The former South-East prior to South Tipperary joining with North Tipperary to form a single administrative county in 2014. South Tipperary is still considered geographically South-Eastern Ireland.

The region consistently scores highly on all quality-of-life metrics. It is known for the diversity and quantity of its festivals such as the Wexford Opera Festival, the Borris House Festival of Literature and Ideas, the Kilkenny Arts Festival and the Spraoi festival.

The region's economy is also strengthened by its good quality transport and economic infrastructure – including 2 international ports (Rosslare Europort); Waterford Airport; a modern motorway network; and close proximity to Dublin.

==Economy==
The Ireland South-East region has grown steadily over the past decade and has strong economic clusters in engineering, life sciences, financial services, ICT, agrifood and the creative sectors.
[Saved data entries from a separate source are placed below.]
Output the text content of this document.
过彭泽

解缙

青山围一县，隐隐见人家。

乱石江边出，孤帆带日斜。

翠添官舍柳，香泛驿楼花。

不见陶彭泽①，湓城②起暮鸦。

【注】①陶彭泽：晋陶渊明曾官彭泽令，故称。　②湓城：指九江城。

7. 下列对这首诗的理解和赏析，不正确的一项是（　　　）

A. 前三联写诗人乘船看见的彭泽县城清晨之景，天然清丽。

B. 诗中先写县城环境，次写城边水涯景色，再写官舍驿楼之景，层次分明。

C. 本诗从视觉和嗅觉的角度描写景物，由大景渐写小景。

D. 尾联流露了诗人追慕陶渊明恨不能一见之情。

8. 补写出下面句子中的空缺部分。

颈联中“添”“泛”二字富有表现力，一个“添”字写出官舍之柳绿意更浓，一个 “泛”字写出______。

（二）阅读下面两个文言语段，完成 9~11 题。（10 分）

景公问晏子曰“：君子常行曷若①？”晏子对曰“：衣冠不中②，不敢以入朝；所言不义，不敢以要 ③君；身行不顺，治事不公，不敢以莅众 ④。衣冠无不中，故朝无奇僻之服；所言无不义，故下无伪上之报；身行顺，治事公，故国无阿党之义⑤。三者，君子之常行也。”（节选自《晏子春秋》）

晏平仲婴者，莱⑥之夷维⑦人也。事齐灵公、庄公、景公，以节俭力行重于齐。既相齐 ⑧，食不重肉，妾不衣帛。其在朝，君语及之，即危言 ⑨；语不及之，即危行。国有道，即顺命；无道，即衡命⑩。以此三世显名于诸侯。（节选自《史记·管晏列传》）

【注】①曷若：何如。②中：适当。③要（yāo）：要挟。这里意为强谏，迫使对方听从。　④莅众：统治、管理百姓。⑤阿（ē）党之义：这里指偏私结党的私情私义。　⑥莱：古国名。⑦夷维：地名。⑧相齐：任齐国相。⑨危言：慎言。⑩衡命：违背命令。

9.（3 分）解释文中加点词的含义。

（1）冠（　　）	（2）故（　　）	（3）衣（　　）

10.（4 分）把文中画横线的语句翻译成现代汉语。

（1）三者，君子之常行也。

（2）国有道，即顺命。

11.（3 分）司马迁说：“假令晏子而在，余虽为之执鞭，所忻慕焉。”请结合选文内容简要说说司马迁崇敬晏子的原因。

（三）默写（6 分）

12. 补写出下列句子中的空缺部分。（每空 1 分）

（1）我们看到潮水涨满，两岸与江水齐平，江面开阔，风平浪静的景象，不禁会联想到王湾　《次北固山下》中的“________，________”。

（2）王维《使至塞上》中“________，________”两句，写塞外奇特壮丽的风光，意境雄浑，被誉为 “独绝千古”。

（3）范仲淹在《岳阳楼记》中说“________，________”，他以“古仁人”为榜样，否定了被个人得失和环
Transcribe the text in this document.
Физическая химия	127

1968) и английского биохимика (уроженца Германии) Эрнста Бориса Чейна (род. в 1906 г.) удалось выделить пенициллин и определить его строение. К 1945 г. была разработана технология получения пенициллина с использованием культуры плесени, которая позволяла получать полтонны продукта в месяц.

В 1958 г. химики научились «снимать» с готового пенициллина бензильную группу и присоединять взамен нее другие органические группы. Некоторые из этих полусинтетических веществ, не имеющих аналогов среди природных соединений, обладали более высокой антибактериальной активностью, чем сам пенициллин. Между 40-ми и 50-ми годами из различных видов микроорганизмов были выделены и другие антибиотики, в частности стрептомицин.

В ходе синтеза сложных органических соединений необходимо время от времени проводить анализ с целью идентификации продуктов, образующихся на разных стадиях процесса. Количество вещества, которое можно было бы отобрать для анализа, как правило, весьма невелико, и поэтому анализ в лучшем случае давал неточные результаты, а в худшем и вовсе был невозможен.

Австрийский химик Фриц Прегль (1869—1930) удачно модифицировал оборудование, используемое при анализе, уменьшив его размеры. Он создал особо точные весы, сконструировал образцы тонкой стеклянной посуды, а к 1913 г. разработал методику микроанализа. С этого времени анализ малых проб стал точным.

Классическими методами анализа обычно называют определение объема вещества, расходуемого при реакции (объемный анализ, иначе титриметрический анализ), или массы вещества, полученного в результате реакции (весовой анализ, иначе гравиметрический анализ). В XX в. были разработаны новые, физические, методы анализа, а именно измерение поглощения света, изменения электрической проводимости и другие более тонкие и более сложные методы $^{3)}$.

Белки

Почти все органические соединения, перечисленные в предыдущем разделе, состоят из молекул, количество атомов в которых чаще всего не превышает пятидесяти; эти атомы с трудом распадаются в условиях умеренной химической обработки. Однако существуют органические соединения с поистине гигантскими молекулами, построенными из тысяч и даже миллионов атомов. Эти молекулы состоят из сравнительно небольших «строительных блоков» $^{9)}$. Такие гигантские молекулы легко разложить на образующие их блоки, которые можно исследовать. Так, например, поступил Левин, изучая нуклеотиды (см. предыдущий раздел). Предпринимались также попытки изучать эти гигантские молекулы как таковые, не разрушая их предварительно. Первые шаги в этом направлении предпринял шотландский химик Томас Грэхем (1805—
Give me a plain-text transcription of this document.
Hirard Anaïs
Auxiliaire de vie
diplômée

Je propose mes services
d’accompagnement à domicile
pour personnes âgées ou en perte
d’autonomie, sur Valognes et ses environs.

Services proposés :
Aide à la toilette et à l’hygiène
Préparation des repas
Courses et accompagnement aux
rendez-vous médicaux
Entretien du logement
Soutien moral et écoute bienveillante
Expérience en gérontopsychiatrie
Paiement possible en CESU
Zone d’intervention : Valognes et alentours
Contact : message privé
Eurostat data shows the region as being the 6th fastest-growing region in the EU in terms of job creation (2012–2017) and the 7th fastest growing region in terms of Gross Value Added (GVA) per person.

Ireland South-East represents a place of opportunity for business, careers, investment, and tourism. A qualitative analysis of the company and infrastructural activity in the region also shows continuing positivity, with new job announcements, new investments, and major infrastructural projects underway. The region continues to score well on affordability and quality of life metrics making it an attractive place for talent and investment.

Regional GDP in 2017 was given as €15,513m, with income per person standing at 90.5% of the State average. The 2019 unemployment rate for the region stood at 8.1%.

Tourism in the region is aided by its rich natural, historic and archaeological sites, which attract over 1 million people annually.

==Demography==
According to the 2022 census, the region had a population of 456,228 which constitutes 8.90% of the national population. Its population density was 58.6 persons per km^{2}. The population of the regional capital, Waterford, was 53,504.

The main urban centres within the region each exceed 17,000 in terms of population with an evenly distributed network of second and third-tier towns. This is also supplemented by a strong rural settlement initiative.

==Major settlements==
A list of the ten largest settlements in the South-East region. County capitals are included and are shown in bold.

Urban Centres
| Rank | Urban Centres | County | Population (2016 census) |
|---|---|---|---|
| 1 | Waterford | Waterford | 53,504 |
| 2 | Kilkenny | Kilkenny | 26,512 |
| 3 | Carlow | Carlow | 24,272 |
| 4 | Wexford | Wexford | 20,188 |
| 5 | Enniscorthy | Wexford | 11,381 |
| 6 | Tramore | Waterford | 10,381 |
| 7 | Gorey | Wexford | 10,366 |
| 8 | Dungarvan | Waterford | 9,227 |
| 9 | New Ross | Wexford | 8,040 |
| 10 | Tullow | Carlow | 4,673 |

==Regional governance==
The elected representatives of these councils convene at the Southern Regional Assembly for planning and local government purposes, where they form the South-East strategic planning area committee.

A number of local authority changes were made by the Irish government in June 2014; however, these were not reflected in the NUTS 3 statistical units until June 2018, when appropriate updates were made following the implementation of Commission Regulation (EU) 2016/2066. North Tipperary and South Tipperary were unified into a single local government area in 2014; however Tipperary remained divided between two NUTS 3 regions for statistical purposes. In June 2018 Tipperary was transferred in its entirety to the Mid-West Region.

Waterford City Council was merged with Waterford County Council in 2014; however, this too was not reflected at the NUTS 3 level until 2018. Therefore the number of local authorities in the South-East Region was reduced from 6 to 4. Prior to the change, South Tipperary comprised 23.8% of the South-East's land area and 19.1% of its population, making it the region's second largest county by area, and second smallest county by population.

The local authorities in the South-East Region are:
- Carlow County Council
- Kilkenny County Council
- Waterford City and County Council
- Wexford County Council

From 1994 to 2014, the region was governed by the South-East Regional Authority. That body was abolished in June 2014, and from January 2015 it was succeeded by the Southern Regional Assembly.